Corporate registry Documents provide useful structured information for use in risk modelling. In particular, the information within can be a good indicator of suspicious activity. Yet, sometimes this information is not enough to inform a decision or take an action. By looking at each business' data in an isolated way, we omit the complex cross-business connections.
For example, same individuals, addresses and telephone numbers can appear across several companies. At Quantexa we resolve such information into interconnected Entities that form Networks.
Observing the Networks we can link their different structures to high-risk business behaviours. Network structure refers to the arrangement and pattern of connections between Nodes within a graph.
Capturing graph structure
There are several ways to distil complex Network structures into aggregative measures. Two main categories of methods exist. One is graph machine learning (GML) approaches involving Network encoding (see Predicting Risk through Network Shape). The second - more classical graph theory techniques. GML methods can be powerful under the right circumstances. But they tend to be less explainable, which has an impact on potential business decisions. Regulators often require justifications for AI-derived decisions. Customers may feel that ‘black-box’ AI decisions lack a solid foundation. Finding biases and errors in models is also more difficult without interpretability.

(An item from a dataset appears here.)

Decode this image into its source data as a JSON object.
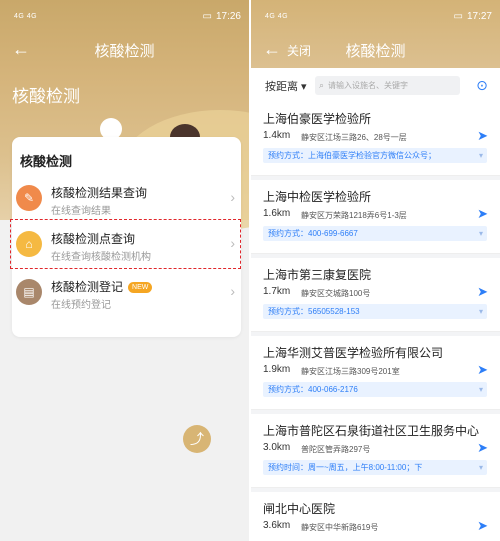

Classical graph theory approaches have a different aspect. They enable transparent and fair business decisions. This is achieved by offering calculations that are both repeatable and fully explained.
We apply graph theory approaches to differentiate legitimate businesses from potential risks. Classic measures like PageRank and degree centrality capture certain Network qualities. Additionally, we create custom Network science measures. These measures capture distinct features associated with particular risks.
Network shape and risk
Spatial properties of co-directorship Networks vary between MUCs and legitimate businesses (Figure 1). In the latter, the central individual is the director of few businesses, each with a large board of directors. Such Networks tend to be more dense (Figure 1a). In contrast, MUC co-directorship Networks are sparse (Figure 1b), and often star-shaped. MUC incorporation agents tend to be on the board of many businesses, each with few directors.
Figure 1 Shared directorship graphs. The yellow Node depicts the Subject director of the Network. Each Node represents an individual, and each Edge represents a shared directorship. (a) A typical, legitimate Network of co-directorships. (b) A MUC co-directorship Network.
A typical MUC co-directorship graph has measurably different properties from legitimate Networks. We can use PageRank to measure each Node’s relative importance within a Network. This results in consistently different patterns for the legitimate and MUC Networks (Figure 2a).
PageRank does a good job at separating legitimate and MUC co-directorship Networks. Additionally, we can encode our domain knowledge of MUC Networks’ structure by designing a custom graph measure. Typically, directors of legitimate Networks share common, rich context relationships with one another. In MUCs, however, we observe a contrasting behaviour. The businesses share nothing in common, but the incorporation agent that created them.
To detect this pattern, we measure the Subject director’s Network connectivity. We calculate the proportion of Edges lost if the Subject Node is removed from the Network. This measure places the Subject’s connectivity on a spectrum ranging between (0, 1]. On the left side of the spectrum we have dense graphs connected through the Subject Node. In the fully connected graph case the score is 2/n, where n is the number of graph Nodes. On the right side of the spectrum - star-like graphs (score of 1). This domain-knowledge derived feature provides a very good class separation (Figure 2b).
Figure 2. Histograms for (a) Subject PageRank (b) Connectivity via subject. Measures show strong class separation between legitimate co-directorship Networks (blue) and MUC Networks (orange).
Model performance uplift
We incorporate structural features into our machine learning models for MUC detection. Resulting model has a strong performance uplift. We thus are able to better identify positive MUC cases. Which is reflected in the improved Precision and Recall metrics (Table I).
Table I. Model performance can be improved by the addition of structural features
We presented a comparative analysis between legitimate businesses and Mini-Umbrella Companies (MUCs). The analysis reveals clear differences in the properties of their co-directorship Networks. Corporate registry Documents alone provide a rather limited view. Structural Network features offer valuable insights into connections between Entities. Such models are fully explainable and have strong predictive capabilities.